At the argument of this case, defendants relied very strongly upon the case of Graham Estate, 3 D. & C. 2d 218. That case is not authority upon the question here involved. In that case, decedent left three savings bonds which were payable to her and “payable on death” one to each of her three children. She left a will in which she bequeathed all of her estate to the same three children. Her surviving husband elected to take against the will and claimed that the three bonds should be part of the estate for the purposes of distribution. The court decreed, and properly so, that the bonds were covered by the regulations and that they were payable to the three children. There was no question of fraud in that case, but merely the question of title to the bonds. Therein lies the distinguishing feature between the two cases.

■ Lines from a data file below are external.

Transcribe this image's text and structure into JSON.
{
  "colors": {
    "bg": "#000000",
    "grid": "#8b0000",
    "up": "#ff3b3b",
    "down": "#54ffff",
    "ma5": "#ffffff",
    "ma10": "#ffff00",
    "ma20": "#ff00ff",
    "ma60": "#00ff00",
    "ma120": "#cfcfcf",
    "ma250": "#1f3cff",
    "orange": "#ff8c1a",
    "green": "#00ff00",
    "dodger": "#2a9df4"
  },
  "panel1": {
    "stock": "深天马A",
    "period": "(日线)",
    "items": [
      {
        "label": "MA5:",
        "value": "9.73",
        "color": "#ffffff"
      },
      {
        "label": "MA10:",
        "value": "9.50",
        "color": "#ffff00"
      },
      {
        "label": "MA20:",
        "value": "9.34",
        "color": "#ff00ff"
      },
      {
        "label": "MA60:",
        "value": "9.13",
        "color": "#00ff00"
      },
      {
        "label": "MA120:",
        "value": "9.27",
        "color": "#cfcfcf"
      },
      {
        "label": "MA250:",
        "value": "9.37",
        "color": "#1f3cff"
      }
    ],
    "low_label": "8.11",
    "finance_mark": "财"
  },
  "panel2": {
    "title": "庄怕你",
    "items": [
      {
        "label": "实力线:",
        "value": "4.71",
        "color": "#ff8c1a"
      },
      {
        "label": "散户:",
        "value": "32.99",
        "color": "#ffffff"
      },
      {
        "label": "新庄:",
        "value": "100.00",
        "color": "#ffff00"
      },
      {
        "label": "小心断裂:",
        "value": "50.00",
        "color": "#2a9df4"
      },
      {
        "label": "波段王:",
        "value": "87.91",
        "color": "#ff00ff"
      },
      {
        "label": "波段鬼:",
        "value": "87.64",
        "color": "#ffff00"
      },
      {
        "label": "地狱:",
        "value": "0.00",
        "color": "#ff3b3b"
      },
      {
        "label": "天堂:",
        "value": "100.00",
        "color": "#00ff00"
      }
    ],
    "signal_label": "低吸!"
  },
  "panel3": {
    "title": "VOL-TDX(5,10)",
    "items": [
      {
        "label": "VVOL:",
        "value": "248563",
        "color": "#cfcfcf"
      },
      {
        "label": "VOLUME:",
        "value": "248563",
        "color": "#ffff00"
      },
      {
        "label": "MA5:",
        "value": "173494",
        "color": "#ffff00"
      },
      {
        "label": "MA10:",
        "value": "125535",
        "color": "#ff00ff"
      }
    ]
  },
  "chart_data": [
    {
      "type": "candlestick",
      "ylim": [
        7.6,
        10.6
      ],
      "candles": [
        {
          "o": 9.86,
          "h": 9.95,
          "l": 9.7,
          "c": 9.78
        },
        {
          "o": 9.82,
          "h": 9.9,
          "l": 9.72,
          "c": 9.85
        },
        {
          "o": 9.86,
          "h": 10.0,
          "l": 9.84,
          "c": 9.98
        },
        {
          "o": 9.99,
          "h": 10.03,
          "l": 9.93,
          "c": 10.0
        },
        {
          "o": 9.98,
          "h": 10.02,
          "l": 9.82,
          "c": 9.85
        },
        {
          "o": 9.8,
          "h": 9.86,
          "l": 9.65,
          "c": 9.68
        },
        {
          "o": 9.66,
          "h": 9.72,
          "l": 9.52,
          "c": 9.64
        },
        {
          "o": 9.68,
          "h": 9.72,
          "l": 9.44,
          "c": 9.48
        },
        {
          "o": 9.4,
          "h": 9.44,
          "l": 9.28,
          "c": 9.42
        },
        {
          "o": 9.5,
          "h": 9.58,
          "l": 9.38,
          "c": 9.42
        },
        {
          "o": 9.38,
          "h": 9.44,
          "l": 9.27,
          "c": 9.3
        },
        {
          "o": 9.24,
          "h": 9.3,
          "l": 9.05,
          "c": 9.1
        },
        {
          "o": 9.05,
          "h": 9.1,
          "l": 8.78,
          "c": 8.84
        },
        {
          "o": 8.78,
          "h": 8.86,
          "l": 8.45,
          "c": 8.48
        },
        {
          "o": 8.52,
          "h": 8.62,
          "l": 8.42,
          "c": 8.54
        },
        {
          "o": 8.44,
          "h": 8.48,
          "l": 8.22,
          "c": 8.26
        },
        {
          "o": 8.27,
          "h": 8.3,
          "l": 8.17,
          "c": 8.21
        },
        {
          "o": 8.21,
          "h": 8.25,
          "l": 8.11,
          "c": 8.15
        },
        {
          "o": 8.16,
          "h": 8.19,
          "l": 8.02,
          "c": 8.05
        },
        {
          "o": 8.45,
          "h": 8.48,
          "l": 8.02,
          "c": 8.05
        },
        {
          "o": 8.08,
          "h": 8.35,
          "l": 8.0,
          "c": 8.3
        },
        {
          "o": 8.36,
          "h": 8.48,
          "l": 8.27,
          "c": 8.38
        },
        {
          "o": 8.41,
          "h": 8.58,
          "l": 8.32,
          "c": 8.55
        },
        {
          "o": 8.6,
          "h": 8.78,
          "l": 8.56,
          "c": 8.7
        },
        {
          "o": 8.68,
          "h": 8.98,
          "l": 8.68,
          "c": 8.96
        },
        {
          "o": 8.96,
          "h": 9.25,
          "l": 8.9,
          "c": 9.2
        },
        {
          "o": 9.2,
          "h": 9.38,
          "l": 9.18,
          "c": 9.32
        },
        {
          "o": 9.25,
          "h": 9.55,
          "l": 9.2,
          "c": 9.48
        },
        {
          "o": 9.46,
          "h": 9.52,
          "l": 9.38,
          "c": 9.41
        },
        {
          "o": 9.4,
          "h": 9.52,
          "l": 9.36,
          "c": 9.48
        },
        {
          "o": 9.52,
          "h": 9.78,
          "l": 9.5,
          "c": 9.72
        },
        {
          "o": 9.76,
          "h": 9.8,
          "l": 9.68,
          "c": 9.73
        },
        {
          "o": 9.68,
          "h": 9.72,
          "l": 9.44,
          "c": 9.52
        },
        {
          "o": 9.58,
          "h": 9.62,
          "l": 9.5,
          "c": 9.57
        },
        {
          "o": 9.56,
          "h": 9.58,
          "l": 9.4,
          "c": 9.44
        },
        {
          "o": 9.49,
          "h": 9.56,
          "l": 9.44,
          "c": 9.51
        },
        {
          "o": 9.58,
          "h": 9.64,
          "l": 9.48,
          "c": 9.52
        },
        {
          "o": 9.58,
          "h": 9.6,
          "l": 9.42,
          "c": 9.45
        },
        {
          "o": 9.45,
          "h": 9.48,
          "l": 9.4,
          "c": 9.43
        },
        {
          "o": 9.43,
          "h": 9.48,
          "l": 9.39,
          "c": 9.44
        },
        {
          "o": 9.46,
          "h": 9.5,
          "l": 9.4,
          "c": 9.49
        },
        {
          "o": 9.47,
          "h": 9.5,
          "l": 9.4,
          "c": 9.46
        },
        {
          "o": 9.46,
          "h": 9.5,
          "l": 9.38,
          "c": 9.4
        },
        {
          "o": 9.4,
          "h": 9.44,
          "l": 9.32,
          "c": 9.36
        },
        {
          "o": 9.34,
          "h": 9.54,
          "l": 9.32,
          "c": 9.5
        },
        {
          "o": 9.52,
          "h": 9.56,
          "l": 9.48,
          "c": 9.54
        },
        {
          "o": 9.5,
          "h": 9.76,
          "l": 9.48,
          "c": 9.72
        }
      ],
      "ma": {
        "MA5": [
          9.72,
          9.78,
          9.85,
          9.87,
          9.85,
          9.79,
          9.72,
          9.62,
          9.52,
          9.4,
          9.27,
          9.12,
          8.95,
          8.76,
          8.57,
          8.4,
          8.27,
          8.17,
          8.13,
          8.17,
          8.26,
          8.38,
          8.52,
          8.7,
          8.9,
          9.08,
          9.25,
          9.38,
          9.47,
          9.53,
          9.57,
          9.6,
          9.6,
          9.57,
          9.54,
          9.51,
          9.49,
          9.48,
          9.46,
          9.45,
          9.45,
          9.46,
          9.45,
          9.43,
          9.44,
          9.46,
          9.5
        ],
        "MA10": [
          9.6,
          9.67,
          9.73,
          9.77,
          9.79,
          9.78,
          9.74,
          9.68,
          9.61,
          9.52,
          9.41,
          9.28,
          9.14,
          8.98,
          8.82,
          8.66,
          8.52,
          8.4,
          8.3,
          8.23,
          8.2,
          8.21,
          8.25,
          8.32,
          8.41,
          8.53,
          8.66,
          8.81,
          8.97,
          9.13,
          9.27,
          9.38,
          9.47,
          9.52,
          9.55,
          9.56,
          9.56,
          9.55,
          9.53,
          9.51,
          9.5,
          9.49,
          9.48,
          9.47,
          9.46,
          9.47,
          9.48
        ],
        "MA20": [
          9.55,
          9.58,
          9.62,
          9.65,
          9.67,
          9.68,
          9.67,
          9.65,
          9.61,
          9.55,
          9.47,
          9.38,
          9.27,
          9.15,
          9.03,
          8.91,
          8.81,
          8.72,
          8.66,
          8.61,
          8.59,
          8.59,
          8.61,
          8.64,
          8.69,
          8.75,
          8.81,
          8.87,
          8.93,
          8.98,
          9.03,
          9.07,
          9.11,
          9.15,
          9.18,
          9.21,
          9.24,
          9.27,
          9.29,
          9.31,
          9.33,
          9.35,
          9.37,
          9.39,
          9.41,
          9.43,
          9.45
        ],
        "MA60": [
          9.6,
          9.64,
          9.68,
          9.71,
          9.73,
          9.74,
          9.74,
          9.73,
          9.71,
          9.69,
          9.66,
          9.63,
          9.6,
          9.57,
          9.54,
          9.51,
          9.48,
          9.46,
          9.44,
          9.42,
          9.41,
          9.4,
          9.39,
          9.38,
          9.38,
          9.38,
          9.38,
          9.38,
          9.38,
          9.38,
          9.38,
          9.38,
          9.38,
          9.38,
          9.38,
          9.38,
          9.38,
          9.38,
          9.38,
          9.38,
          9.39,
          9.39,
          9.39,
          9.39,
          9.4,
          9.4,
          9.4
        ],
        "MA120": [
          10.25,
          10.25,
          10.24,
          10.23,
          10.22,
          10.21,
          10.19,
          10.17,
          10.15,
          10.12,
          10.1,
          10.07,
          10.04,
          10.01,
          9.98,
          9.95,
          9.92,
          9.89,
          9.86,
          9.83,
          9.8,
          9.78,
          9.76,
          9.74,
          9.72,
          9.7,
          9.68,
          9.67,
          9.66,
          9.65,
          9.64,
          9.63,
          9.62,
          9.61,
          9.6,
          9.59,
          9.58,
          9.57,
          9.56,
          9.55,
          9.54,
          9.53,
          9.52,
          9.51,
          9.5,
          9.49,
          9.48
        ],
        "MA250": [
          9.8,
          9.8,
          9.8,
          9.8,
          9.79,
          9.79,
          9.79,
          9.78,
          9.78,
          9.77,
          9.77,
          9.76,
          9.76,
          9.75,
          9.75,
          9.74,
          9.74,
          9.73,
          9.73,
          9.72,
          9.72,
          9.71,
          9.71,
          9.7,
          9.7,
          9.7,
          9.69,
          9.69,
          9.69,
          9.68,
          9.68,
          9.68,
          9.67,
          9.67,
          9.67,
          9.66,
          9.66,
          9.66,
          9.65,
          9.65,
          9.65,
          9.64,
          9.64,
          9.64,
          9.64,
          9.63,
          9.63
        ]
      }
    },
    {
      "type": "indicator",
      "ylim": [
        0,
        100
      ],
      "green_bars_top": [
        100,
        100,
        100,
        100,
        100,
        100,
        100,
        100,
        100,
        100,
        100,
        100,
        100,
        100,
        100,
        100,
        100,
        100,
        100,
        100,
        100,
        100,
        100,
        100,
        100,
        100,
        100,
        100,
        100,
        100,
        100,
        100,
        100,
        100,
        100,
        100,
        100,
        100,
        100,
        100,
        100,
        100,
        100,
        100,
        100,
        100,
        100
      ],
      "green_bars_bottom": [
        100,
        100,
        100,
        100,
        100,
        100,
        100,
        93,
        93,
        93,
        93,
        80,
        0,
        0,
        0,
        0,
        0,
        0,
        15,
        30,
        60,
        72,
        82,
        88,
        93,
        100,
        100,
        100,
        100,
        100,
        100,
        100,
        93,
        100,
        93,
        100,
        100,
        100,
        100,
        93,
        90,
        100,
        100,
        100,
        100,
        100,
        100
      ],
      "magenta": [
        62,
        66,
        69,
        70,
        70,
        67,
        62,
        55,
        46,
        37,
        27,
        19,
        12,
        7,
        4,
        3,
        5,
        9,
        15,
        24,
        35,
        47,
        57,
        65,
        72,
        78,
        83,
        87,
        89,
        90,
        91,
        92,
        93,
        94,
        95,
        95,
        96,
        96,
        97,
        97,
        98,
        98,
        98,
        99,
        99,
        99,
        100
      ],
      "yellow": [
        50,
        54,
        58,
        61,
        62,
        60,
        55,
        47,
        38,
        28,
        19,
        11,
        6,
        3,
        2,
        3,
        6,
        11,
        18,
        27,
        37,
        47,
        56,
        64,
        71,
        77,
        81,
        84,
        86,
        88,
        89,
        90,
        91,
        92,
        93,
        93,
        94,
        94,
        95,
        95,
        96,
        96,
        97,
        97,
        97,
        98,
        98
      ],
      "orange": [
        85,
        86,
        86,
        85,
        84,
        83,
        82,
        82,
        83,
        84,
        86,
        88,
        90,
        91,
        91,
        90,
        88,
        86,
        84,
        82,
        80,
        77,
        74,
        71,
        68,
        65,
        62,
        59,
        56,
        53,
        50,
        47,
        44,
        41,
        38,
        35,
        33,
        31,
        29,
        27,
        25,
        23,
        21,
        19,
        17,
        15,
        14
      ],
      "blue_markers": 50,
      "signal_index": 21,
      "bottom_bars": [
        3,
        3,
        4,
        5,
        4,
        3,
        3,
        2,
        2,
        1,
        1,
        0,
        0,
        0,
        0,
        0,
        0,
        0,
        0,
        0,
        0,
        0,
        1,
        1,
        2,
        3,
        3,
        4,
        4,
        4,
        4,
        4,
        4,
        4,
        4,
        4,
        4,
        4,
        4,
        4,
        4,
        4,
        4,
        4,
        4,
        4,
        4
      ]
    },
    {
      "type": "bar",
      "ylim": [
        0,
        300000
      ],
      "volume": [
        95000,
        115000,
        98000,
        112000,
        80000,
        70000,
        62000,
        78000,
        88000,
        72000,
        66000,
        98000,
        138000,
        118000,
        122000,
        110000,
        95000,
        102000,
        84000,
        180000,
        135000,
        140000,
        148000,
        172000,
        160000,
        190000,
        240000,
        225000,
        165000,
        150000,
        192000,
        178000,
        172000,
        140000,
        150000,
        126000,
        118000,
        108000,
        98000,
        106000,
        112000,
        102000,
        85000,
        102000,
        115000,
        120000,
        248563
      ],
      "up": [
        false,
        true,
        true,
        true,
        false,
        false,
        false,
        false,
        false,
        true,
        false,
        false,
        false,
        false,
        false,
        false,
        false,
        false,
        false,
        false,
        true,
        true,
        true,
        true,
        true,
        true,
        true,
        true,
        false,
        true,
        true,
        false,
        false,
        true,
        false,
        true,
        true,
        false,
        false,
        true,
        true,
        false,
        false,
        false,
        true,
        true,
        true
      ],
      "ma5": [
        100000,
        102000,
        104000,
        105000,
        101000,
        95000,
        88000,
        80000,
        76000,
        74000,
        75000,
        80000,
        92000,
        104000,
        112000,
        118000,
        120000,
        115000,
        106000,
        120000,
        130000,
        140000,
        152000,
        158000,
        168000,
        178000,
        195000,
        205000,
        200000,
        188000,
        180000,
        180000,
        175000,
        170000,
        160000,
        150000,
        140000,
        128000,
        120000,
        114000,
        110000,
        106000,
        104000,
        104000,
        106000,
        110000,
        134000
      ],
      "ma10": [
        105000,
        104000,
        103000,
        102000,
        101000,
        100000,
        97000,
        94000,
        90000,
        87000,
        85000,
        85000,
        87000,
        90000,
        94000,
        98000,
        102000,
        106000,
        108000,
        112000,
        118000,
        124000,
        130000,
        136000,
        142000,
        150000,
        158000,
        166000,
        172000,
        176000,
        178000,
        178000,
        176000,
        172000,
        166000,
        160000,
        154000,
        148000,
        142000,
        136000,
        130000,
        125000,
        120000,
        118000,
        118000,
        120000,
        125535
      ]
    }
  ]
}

Since the argument, defendants’ counsel have called our attention to the case of Dowd v. Lynch, 45 Luz. 5. That case is likewise not in point. There plaintiff brought replevin to recover certain bonds and defendant sought to impress a lien thereon to cover inheritance taxes which had been erroneously paid. There was no question of the title to the bonds and no allegation of fraud. Therefore, there is no analogy to the case at bar.
This contention having been ruled adversely to defendants, there is no question that judgment on the pleadings cannot be granted. Plaintiffs allege that there was fraud in the manner in which the bonds were issued and this is denied by defendants. This raises a clear-cut question of fact to be determined at the *50trial. Furthermore, it is only in clear cases that summary judgment will be granted: Waldman v. Shoemaker, 367 Pa. 587, 589. This is not such a case.
Accordingly, the motion of defendants for judgment on the pleadings is denied.